Tal como o nome indica, as tecnologias da informação e comunicação (TIC) são uma ferramenta que potencia a comunicação. As redes de computadores e de telecomunicações possibilitam que sistemas informáticos localizados em qualquer parte do mundo comuniquem entre si como se estivessem diretamente ligados. As pessoas podem aceder a serviços inimagináveis há apenas meia dúzia de anos, a qualquer hora e a partir de qualquer lugar. Comunicar nunca foi tão fácil, tão imediato e tão utilizado.

As TIC possibilitam agora que pessoas que se encontram fisicamente distantes falem umas com as outras, se relacionem, se vejam e cooperem na execução de tarefas. O mundo deixou de ser uma aldeia e passou a ser uma única sala, onde podemos encontrar – para além de informação e serviços – as pessoas de quem necessitamos.

As interfaces de comunicação que estão disponíveis nos atuais equipamentos computacionais e de comunicação recorrem cada vez mais ao tato, à voz e ao vídeo. As interações pessoa-máquina são cada vez mais naturais, ou seja, mais próximas daquilo que seriam entre pessoas de carne e osso.

Naturalmente que tais ferramentas revolucionaram a forma como trabalhamos, como produzimos riqueza e, ainda, como interagimos uns com os outros. Dir-se-ia que as TIC aproximaram as pessoas. Mas, apesar de todas estas facilidades de comunicação, tão intensamente exploradas, será que as pessoas estão verdadeiramente mais próximas?
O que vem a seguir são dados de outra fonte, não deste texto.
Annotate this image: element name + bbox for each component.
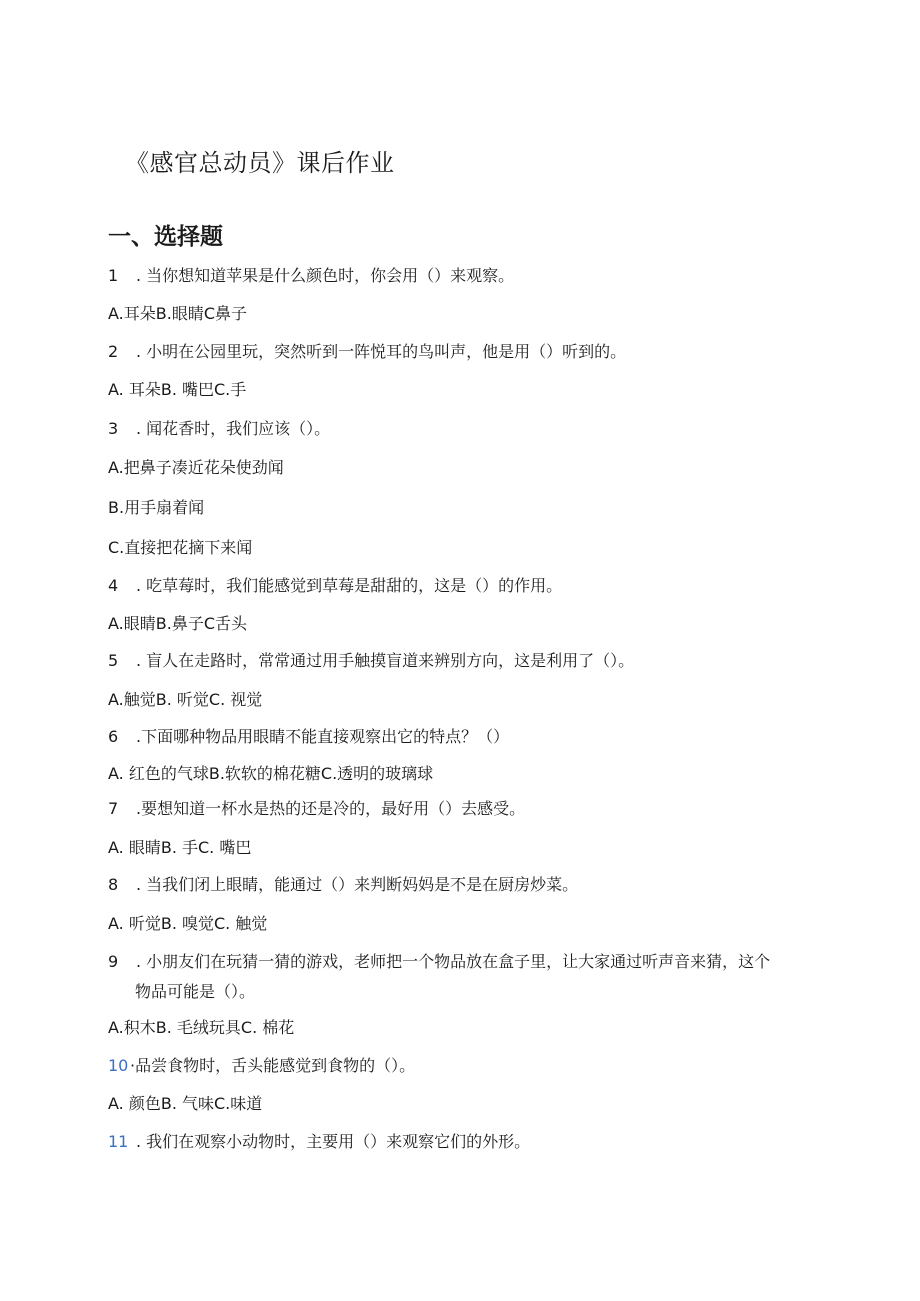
question-3 (108, 416, 330, 442)
question-number: 9 (108, 952, 119, 971)
answer-options-8: A. 听觉B. 嗅觉C. 触觉 (108, 914, 268, 933)
answer-options-9: A.积木B. 毛绒玩具C. 棉花 (108, 1018, 295, 1037)
question-4 (108, 573, 562, 599)
question-text: . 当你想知道苹果是什么颜色时，你会用（）来观察。 (136, 266, 515, 285)
question-10 (108, 1053, 415, 1079)
answer-options-4: A.眼睛B.鼻子C舌头 (108, 614, 247, 633)
question-text: . 闻花香时，我们应该（）。 (136, 419, 331, 438)
question-number: 4 (108, 576, 119, 595)
document-title: 《感官总动员》课后作业 (125, 149, 395, 177)
answer-option-3c: C.直接把花摘下来闻 (108, 538, 253, 557)
question-text-continuation: 物品可能是（）。 (135, 982, 256, 1001)
question-7 (108, 796, 525, 822)
question-11 (108, 1129, 530, 1155)
question-text: . 小明在公园里玩，突然听到一阵悦耳的鸟叫声，他是用（）听到的。 (136, 342, 627, 361)
question-text: . 小朋友们在玩猜一猜的游戏，老师把一个物品放在盒子里，让大家通过听声音来猜，这个 (136, 952, 771, 971)
question-number: 10 (108, 1056, 129, 1075)
question-2 (108, 339, 626, 365)
answer-options-6: A. 红色的气球B.软软的棉花糖C.透明的玻璃球 (108, 764, 434, 783)
answer-option-3b: B.用手扇着闻 (108, 498, 205, 517)
question-number: 7 (108, 799, 119, 818)
question-1 (108, 263, 514, 289)
question-number: 1 (108, 266, 119, 285)
question-8 (108, 872, 578, 898)
question-text: . 我们在观察小动物时，主要用（）来观察它们的外形。 (136, 1132, 531, 1151)
question-9 (108, 949, 808, 1005)
answer-options-2: A. 耳朵B. 嘴巴C.手 (108, 380, 247, 399)
section-heading: 一、选择题 (108, 224, 223, 250)
question-text: . 吃草莓时，我们能感觉到草莓是甜甜的，这是（）的作用。 (136, 576, 563, 595)
question-number: 2 (108, 342, 119, 361)
question-number: 8 (108, 875, 119, 894)
question-text: ·品尝食物时，舌头能感觉到食物的（）。 (130, 1056, 416, 1075)
question-number: 3 (108, 419, 119, 438)
answer-options-10: A. 颜色B. 气味C.味道 (108, 1094, 263, 1113)
answer-options-7: A. 眼睛B. 手C. 嘴巴 (108, 838, 252, 857)
question-number: 6 (108, 727, 119, 746)
question-text: .要想知道一杯水是热的还是冷的，最好用（）去感受。 (136, 799, 526, 818)
question-number: 5 (108, 651, 119, 670)
question-text: . 当我们闭上眼睛，能通过（）来判断妈妈是不是在厨房炒菜。 (136, 875, 579, 894)
question-number: 11 (108, 1132, 129, 1151)
answer-options-5: A.触觉B. 听觉C. 视觉 (108, 690, 263, 709)
question-6 (108, 724, 509, 750)
answer-options-1: A.耳朵B.眼睛C鼻子 (108, 304, 247, 323)
question-text: . 盲人在走路时，常常通过用手触摸盲道来辨别方向，这是利用了（）。 (136, 651, 635, 670)
answer-option-3a: A.把鼻子凑近花朵使劲闻 (108, 458, 284, 477)
question-text: .下面哪种物品用眼睛不能直接观察出它的特点？（） (136, 727, 510, 746)
question-5 (108, 648, 634, 674)
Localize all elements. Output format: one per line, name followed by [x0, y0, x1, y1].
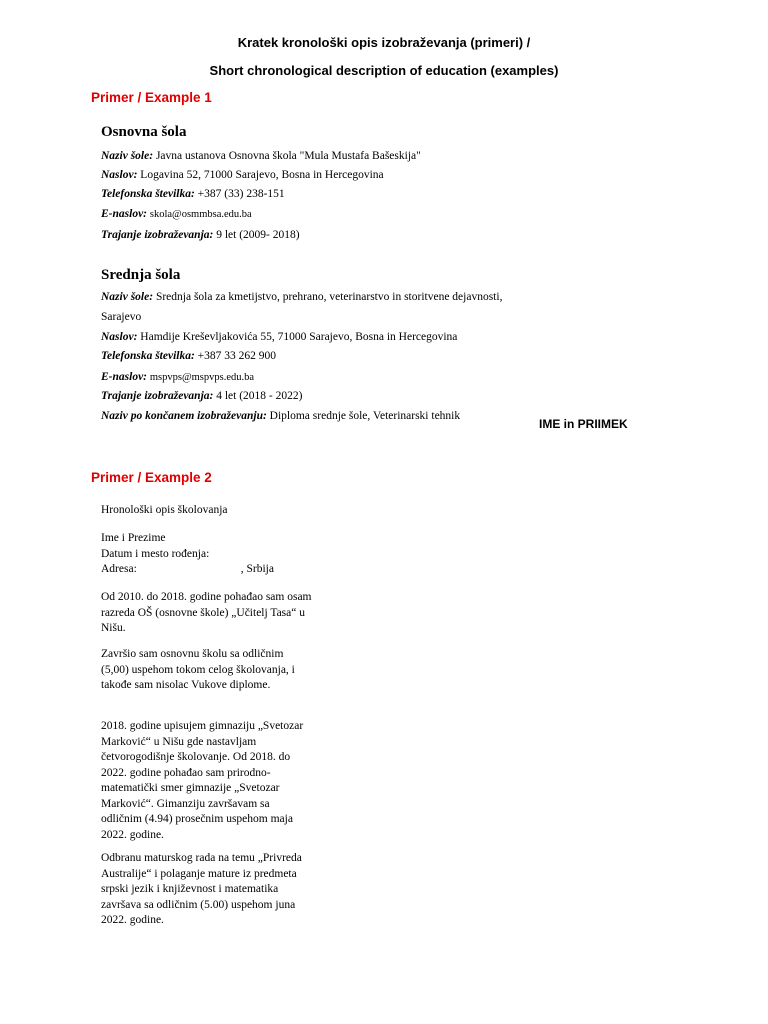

É certo que temos as redes sociais, mas muitos dos que nessas redes se apelidam de “verdadeiros amigos” dar-se-iam a considerável trabalho para evitar encontrar-se. É certo que ainda temos o velho correio electrónico, mas quantas coisas se escrevem em mensagens de correio que nunca se diriam se as pessoas estivessem cara-a-cara? É certo que temos a videoconferência, mas as decisões verdadeiramente importantes só se tomam em reuniões presenciais. É certo que alguns, mais avisados, usam as TIC para conhecerem outras pessoas e culturas, explorarem o mundo que os rodeia, a história, a ciência, a natureza e o Universo, mas muitos outros usam-nas para se isolarem num mundo virtual, irreal, inexistente.

Frequentes são as vezes em que se utilizam as TIC para não ser necessário encarar os colegas que estão nos gabinetes próximos, para comunicar ordens de serviço, para se controlar pessoas como se fossem processos num qualquer sistema de business intelligence, para se contratar e despedir funcionários.

Mas se tal acontece, em muito isso se deve à natureza das pessoas e não às TIC em si. Cabe-nos, pois, evitar um futuro no qual a única voz simpática seja a de um ou uma assistente virtual e em que o único contacto seja o de um frio ecrã táctil, pois se não o fizermos estaremos irremediavelmente entregues à solidão digital.